Internalizing the gospel
When Abinadi told the wicked priests of King Noah that the commandments of God were not “written in [their] hearts” (Mosiah 13:11), he may have been referencing Moses’ admonition: “These words, which I command thee this day, shall be in thine heart” (Deuteronomy 6:6). Jeremiah prophesied of a time when that vision would become a universal reality:
After those days, saith the Lord, I will put my law in their inward parts, and write it in their hearts; and will be their God, and they shall be my people.
And they shall teach no more every man his neighbour, and every man his brother, saying, Know the Lord: for they shall all know me, from the least of them unto the greatest of them, saith the LordJeremiah 31:33-34
If the purpose of the gospel is to change our natures, then we can’t interact with it in a superficial way. It has to become part of our innermost selves. Here are a few blog posts which reference this passage from Jeremiah:
- “My Law” – God’s law isn’t something that is imposed upon us, something we are forced to comply with. It’s not so much something to live up to as something to grow into.
- What Does It Mean to Have the Commandments Written in Our Hearts? – You can memorize a checklist or a set of instructions, but merely memorizing God’s commandments is insufficient to accomplish their purpose. The ultimate goal is to understand and adopt God’s intent in giving us the commandments.
- I Perceive That They Are Not Written in Your Hearts – Mosiah 13:11 – “You can’t do a Google search to gain a testimony.
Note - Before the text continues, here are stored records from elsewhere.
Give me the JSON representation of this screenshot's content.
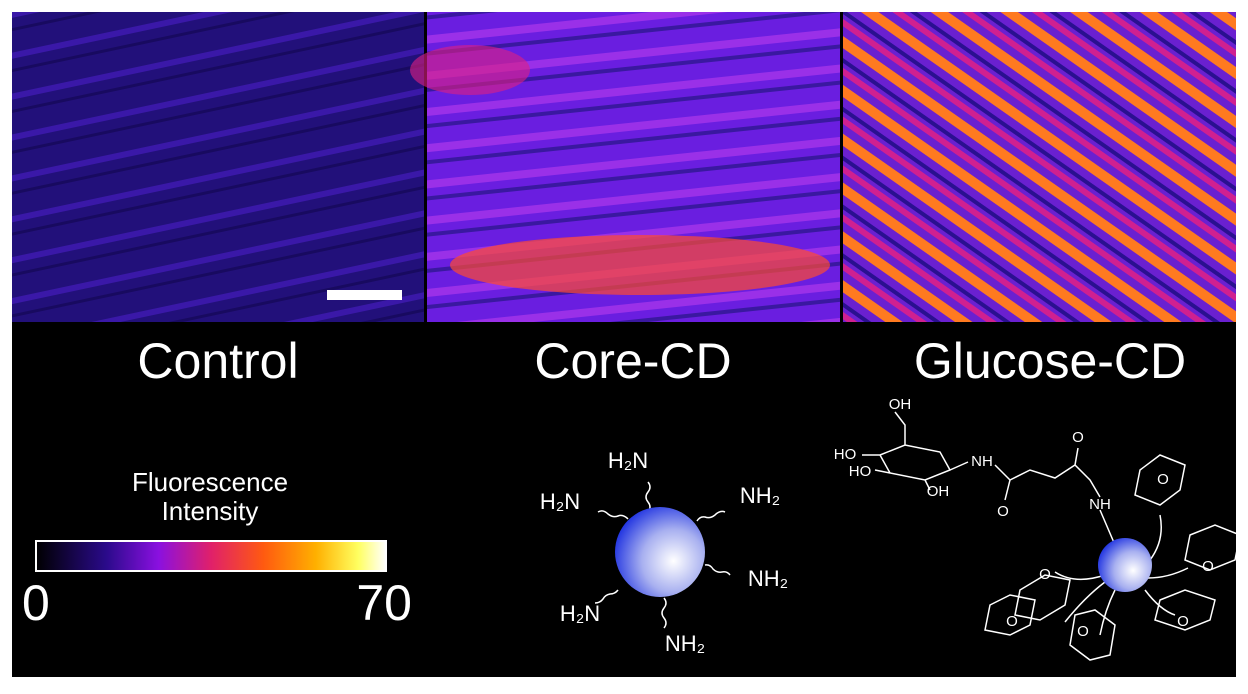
{
  "panels": [
    {
      "label": "Control"
    },
    {
      "label": "Core-CD"
    },
    {
      "label": "Glucose-CD"
    }
  ],
  "colorbar": {
    "title_lines": [
      "Fluorescence",
      "Intensity"
    ],
    "min": 0,
    "max": 70
  },
  "core_cd": {
    "groups": [
      "H₂N",
      "H₂N",
      "NH₂",
      "NH₂",
      "H₂N",
      "NH₂"
    ]
  },
  "glucose_cd": {
    "labels": [
      "OH",
      "HO",
      "HO",
      "OH",
      "NH",
      "O",
      "O",
      "NH",
      "O",
      "O",
      "O",
      "O",
      "O",
      "O"
    ]
  }
}
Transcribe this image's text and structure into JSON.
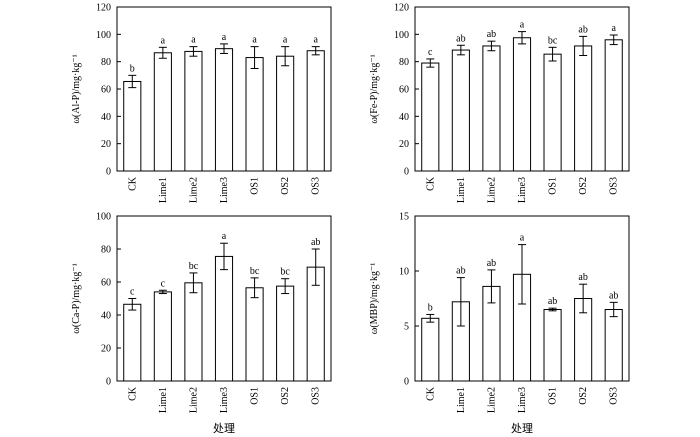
{
  "xlabel": "处理",
  "chart_data": [
    {
      "type": "bar",
      "ylabel": "ω(Al-P)/mg·kg⁻¹",
      "categories": [
        "CK",
        "Lime1",
        "Lime2",
        "Lime3",
        "OS1",
        "OS2",
        "OS3"
      ],
      "values": [
        65.5,
        86.5,
        87.5,
        89.5,
        83,
        84,
        88
      ],
      "errors": [
        4.5,
        4,
        3.5,
        3.5,
        8,
        7,
        3
      ],
      "labels": [
        "b",
        "a",
        "a",
        "a",
        "a",
        "a",
        "a"
      ],
      "ylim": [
        0,
        120
      ],
      "yticks": [
        0,
        20,
        40,
        60,
        80,
        100,
        120
      ]
    },
    {
      "type": "bar",
      "ylabel": "ω(Fe-P)/mg·kg⁻¹",
      "categories": [
        "CK",
        "Lime1",
        "Lime2",
        "Lime3",
        "OS1",
        "OS2",
        "OS3"
      ],
      "values": [
        79,
        88.5,
        91.5,
        97.5,
        85.5,
        91.5,
        96
      ],
      "errors": [
        3,
        3.5,
        3.5,
        4.5,
        5,
        7,
        3.5
      ],
      "labels": [
        "c",
        "ab",
        "ab",
        "a",
        "bc",
        "ab",
        "a"
      ],
      "ylim": [
        0,
        120
      ],
      "yticks": [
        0,
        20,
        40,
        60,
        80,
        100,
        120
      ]
    },
    {
      "type": "bar",
      "ylabel": "ω(Ca-P)/mg·kg⁻¹",
      "categories": [
        "CK",
        "Lime1",
        "Lime2",
        "Lime3",
        "OS1",
        "OS2",
        "OS3"
      ],
      "values": [
        46.5,
        54,
        59.5,
        75.5,
        56.5,
        57.5,
        69
      ],
      "errors": [
        3.5,
        1,
        6,
        8,
        6,
        4.5,
        11
      ],
      "labels": [
        "c",
        "c",
        "bc",
        "a",
        "bc",
        "bc",
        "ab"
      ],
      "ylim": [
        0,
        100
      ],
      "yticks": [
        0,
        20,
        40,
        60,
        80,
        100
      ]
    },
    {
      "type": "bar",
      "ylabel": "ω(MBP)/mg·kg⁻¹",
      "categories": [
        "CK",
        "Lime1",
        "Lime2",
        "Lime3",
        "OS1",
        "OS2",
        "OS3"
      ],
      "values": [
        5.7,
        7.2,
        8.6,
        9.7,
        6.5,
        7.5,
        6.5
      ],
      "errors": [
        0.35,
        2.2,
        1.5,
        2.7,
        0.12,
        1.3,
        0.65
      ],
      "labels": [
        "b",
        "ab",
        "ab",
        "a",
        "ab",
        "ab",
        "ab"
      ],
      "ylim": [
        0,
        15
      ],
      "yticks": [
        0,
        5,
        10,
        15
      ]
    }
  ]
}
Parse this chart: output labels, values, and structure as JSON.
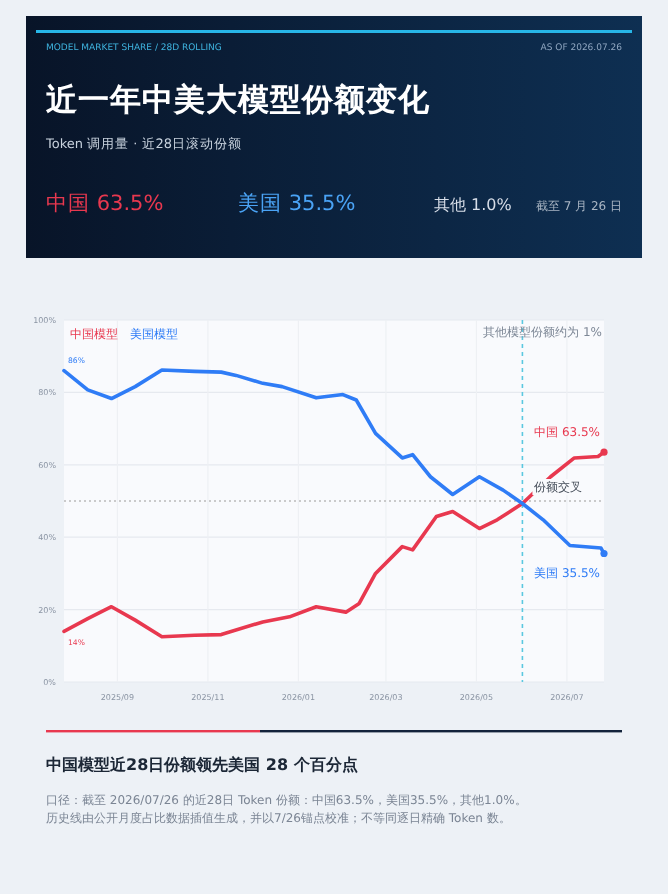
{
  "chart_data": {
    "type": "line",
    "title": "近一年中美大模型份额变化",
    "subtitle": "Token 调用量 · 近28日滚动份额",
    "annotations": [
      "MODEL MARKET SHARE / 28D ROLLING",
      "AS OF 2026.07.26",
      "中国 63.5%",
      "美国 35.5%",
      "其他 1.0%",
      "截至 7 月 26 日",
      "中国模型近28日份额领先美国 28 个百分点",
      "口径：截至 2026/07/26 的近28日 Token 份额：中国63.5%，美国35.5%，其他1.0%。",
      "历史线由公开月度占比数据插值生成，并以7/26锚点校准；不等同逐日精确 Token 数。",
      {
        "text": "86%",
        "x": "2025-07-27",
        "y": 86
      },
      {
        "text": "14%",
        "x": "2025-07-27",
        "y": 14
      },
      {
        "text": "中国 63.5%",
        "x": "2026-07-26",
        "y": 63.5
      },
      {
        "text": "美国 35.5%",
        "x": "2026-07-26",
        "y": 35.5
      },
      {
        "text": "份额交叉",
        "x": "2026-06-01",
        "y": 50
      }
    ],
    "series": [
      {
        "name": "中国模型",
        "color": "#e8384f",
        "x": [
          "2025-07-27",
          "2025-08-12",
          "2025-08-28",
          "2025-09-13",
          "2025-10-01",
          "2025-10-23",
          "2025-11-10",
          "2025-12-08",
          "2025-12-26",
          "2026-01-13",
          "2026-02-02",
          "2026-02-11",
          "2026-02-22",
          "2026-03-12",
          "2026-03-19",
          "2026-04-04",
          "2026-04-15",
          "2026-05-03",
          "2026-05-15",
          "2026-06-01",
          "2026-06-20",
          "2026-07-06",
          "2026-07-22",
          "2026-07-26"
        ],
        "values": [
          14,
          17.5,
          20.8,
          17.1,
          12.5,
          12.9,
          13.1,
          16.6,
          18,
          20.8,
          19.3,
          21.7,
          30,
          37.4,
          36.5,
          45.7,
          47.1,
          42.4,
          44.8,
          49.3,
          56.7,
          61.9,
          62.3,
          63.5
        ]
      },
      {
        "name": "美国模型",
        "color": "#2f7cf6",
        "x": [
          "2025-07-27",
          "2025-08-12",
          "2025-08-28",
          "2025-09-13",
          "2025-10-01",
          "2025-10-23",
          "2025-11-10",
          "2025-11-20",
          "2025-12-08",
          "2025-12-21",
          "2026-01-13",
          "2026-01-31",
          "2026-02-09",
          "2026-02-22",
          "2026-03-12",
          "2026-03-19",
          "2026-03-31",
          "2026-04-15",
          "2026-05-03",
          "2026-05-19",
          "2026-06-01",
          "2026-06-15",
          "2026-07-03",
          "2026-07-24",
          "2026-07-26"
        ],
        "values": [
          86,
          80.7,
          78.3,
          81.6,
          86.2,
          85.8,
          85.6,
          84.7,
          82.5,
          81.6,
          78.5,
          79.4,
          77.9,
          68.7,
          61.9,
          62.8,
          56.7,
          51.8,
          56.7,
          53,
          49.3,
          44.8,
          37.7,
          37,
          35.5
        ]
      }
    ],
    "xlim": [
      "2025-07-27",
      "2026-07-26"
    ],
    "ylim": [
      0,
      100
    ],
    "xticks": [
      {
        "value": "2025-09-01",
        "label": "2025/09"
      },
      {
        "value": "2025-11-01",
        "label": "2025/11"
      },
      {
        "value": "2026-01-01",
        "label": "2026/01"
      },
      {
        "value": "2026-03-01",
        "label": "2026/03"
      },
      {
        "value": "2026-05-01",
        "label": "2026/05"
      },
      {
        "value": "2026-07-01",
        "label": "2026/07"
      }
    ],
    "yticks": [
      {
        "value": 0,
        "label": "0%"
      },
      {
        "value": 20,
        "label": "20%"
      },
      {
        "value": 40,
        "label": "40%"
      },
      {
        "value": 60,
        "label": "60%"
      },
      {
        "value": 80,
        "label": "80%"
      },
      {
        "value": 100,
        "label": "100%"
      }
    ],
    "ref_lines": [
      {
        "axis": "y",
        "value": 50,
        "color": "#bbbbbb",
        "line_style": "dotted"
      },
      {
        "axis": "x",
        "value": "2026-06-01",
        "label": "其他模型份额约为 1%",
        "color": "#5bc8e0",
        "line_style": "dashed"
      }
    ],
    "grid": true,
    "legend": "top left",
    "marker": "none",
    "line_style": "solid"
  }
}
You can’t text message faith.” (M. Russell Ballard)
One more note about this week’s reading: The first four chapters of Lamentations are acrostics. The first letter of each verse combine to form a pattern. Chapters 1, 2, and 4 are 22 verses long, corresponding to the 22 letters of the Hebrew alphabet. Verse 1 begins with the first letter, alef (א), and each subsequent verse begins with the next letter. Chapter 3 is 66 verses long and follows a similar pattern. The first three verses each begin with alef, and so on. Another example of this writing technique is Psalm 119, which is 176 verses long (8 verses for each letter of the alphabet). The King James Version actually represents each Hebrew letter at the beginning of each section of this psalm.